老爹陳廣明正喝著啤酒,夾著花生米往嘴裡送,國營的基建公司早早的把他送下崗,這兩年都在外做小包工頭謀生。
說是包工頭,實際也就接接家裝那些,還麵臨討不到工程款的風險,過年家裡都是工人材料商排隊的要錢。
看著這一幕,陳平江眼睛頓時有些泛紅。
這裡才是生我養我的家啊,自從老頭子走了後,再也沒有這種感覺了,家裡總是冷清得很。
現在看著年輕的爸媽,這種感覺猶如珍寶失而複得。
子欲養而親不待,樹欲靜而風不止。
沒有感同身受的人真的無法理解這句話,可當你理解這句話,代表已經晚了。
從小到大,陳平江就不是真正意義上的好孩子,也算是讓陳廣明和徐芳娟操碎了心。大學最後一年學費遲遲未交,錢都被陳平江拿去泡妞了,導致拿不到畢業證,最後還是陳廣明拖著陳平江去的學校交了學費拿回畢業證。
最可氣的還是陳平江花了二百塊錢做了個假證差點糊弄過去,如果不是學校電話打到家裡,那真是一輩子拿不到畢業證。
畢業一年,陳平江高不成低不就,工作換了一份又一份,每一份都乾不到一個月。
畢業兩年陳平江失戀,一個人窩在被西曬烤的得有三十多度的房子裡,打開門看著瘦了一圈的兒子,陳廣明也曾動容。

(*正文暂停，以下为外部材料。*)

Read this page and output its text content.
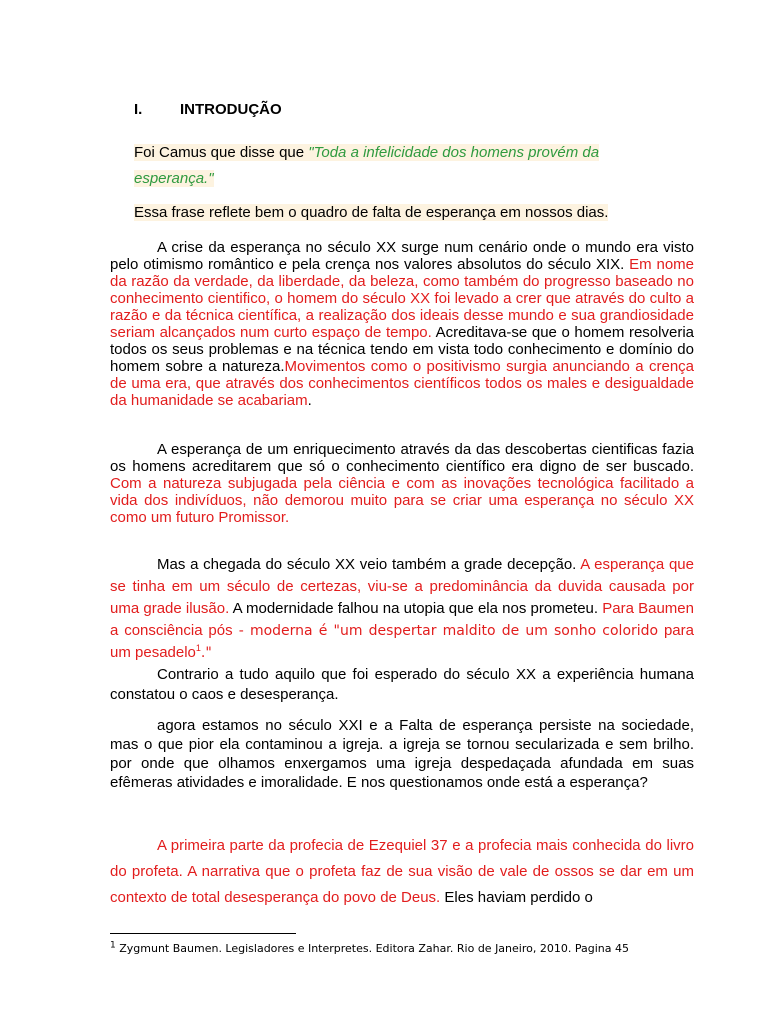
I.	INTRODUÇÃO
Foi Camus que disse que "Toda a infelicidade dos homens provém da
esperança."
Essa frase reflete bem o quadro de falta de esperança em nossos dias.
A crise da esperança no século XX surge num cenário onde o mundo era visto pelo otimismo romântico e pela crença nos valores absolutos do século XIX. Em nome da razão da verdade, da liberdade, da beleza, como também do progresso baseado no conhecimento cientifico, o homem do século XX foi levado a crer que através do culto a razão e da técnica científica, a realização dos ideais desse mundo e sua grandiosidade seriam alcançados num curto espaço de tempo. Acreditava-se que o homem resolveria todos os seus problemas e na técnica tendo em vista todo conhecimento e domínio do homem sobre a natureza.Movimentos como o positivismo surgia anunciando a crença de uma era, que através dos conhecimentos científicos todos os males e desigualdade da humanidade se acabariam.
A esperança de um enriquecimento através da das descobertas cientificas fazia os homens acreditarem que só o conhecimento científico era digno de ser buscado. Com a natureza subjugada pela ciência e com as inovações tecnológica facilitado a vida dos indivíduos, não demorou muito para se criar uma esperança no século XX como um futuro Promissor.
Mas a chegada do século XX veio também a grade decepção. A esperança que se tinha em um século de certezas, viu-se a predominância da duvida causada por uma grade ilusão. A modernidade falhou na utopia que ela nos prometeu. Para Baumen a consciência pós - moderna é "um despertar maldito de um sonho colorido para um pesadelo$^1$."
Contrario a tudo aquilo que foi esperado do século XX a experiência humana constatou o caos e desesperança.
agora estamos no século XXI e a Falta de esperança persiste na sociedade, mas o que pior ela contaminou a igreja. a igreja se tornou secularizada e sem brilho. por onde que olhamos enxergamos uma igreja despedaçada afundada em suas efêmeras atividades e imoralidade. E nos questionamos onde está a esperança?
A primeira parte da profecia de Ezequiel 37 e a profecia mais conhecida do livro do profeta. A narrativa que o profeta faz de sua visão de vale de ossos se dar em um contexto de total desesperança do povo de Deus. Eles haviam perdido o
$^1$ Zygmunt Baumen. Legisladores e Interpretes. Editora Zahar. Rio de Janeiro, 2010. Pagina 45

畢業第三年,陳廣明讓陳平江跟著自己去跑船,但是年輕躁動的心哪裡願意在沒有網絡的船上一呆就是幾個月啊,父子兩甚至爆發了不小的衝突。爹怪兒子不爭氣,兒子怪爹不理解,強行安排自己的人生。
畢業第四年,陳平江展露其在做生意上的天賦,短短半年掙了一輛起亞k5,天天開車到處騷包。陳廣明也會和兒子搶車開到碼頭上,逢人就說兒子買的。
畢業第五年……
有一種愛叫嚴厲,隱藏的很深;有一種愛叫胸懷,可包容大海;有一種愛叫等待,從不說出來;有一種愛,汗水最多,淚水最少。父愛無言,都在行動中。
陳平江抄起桌子上的大江啤酒,直接給陳廣明表演了個對瓶吹。
“臭小子,不曉得拿個碗啊,喝的這麼猛。”陳廣明笑罵一句,轉頭對著周光翰說,“二子去拿兩個碗,天熱來喝點。”
“好咧,舅祖父。”周光翰喜滋滋的跑去廚房。
陳平江酒量一般,覺得喝啤酒太麻煩,主要因為膀胱容量小,廁所跑不停。
周光翰就不同了,一箱啤酒隻是漱漱嘴。
徐芳娟從廚房端著一盤西紅柿炒雞蛋走了出來,有些嫌棄的踢了踢椅子腿,“過來撒,菜都不好放。”
“第一誌願報的哪個學校?”
“東江財經大學。”
“有把握嗎?”
“請把嗎字去掉。”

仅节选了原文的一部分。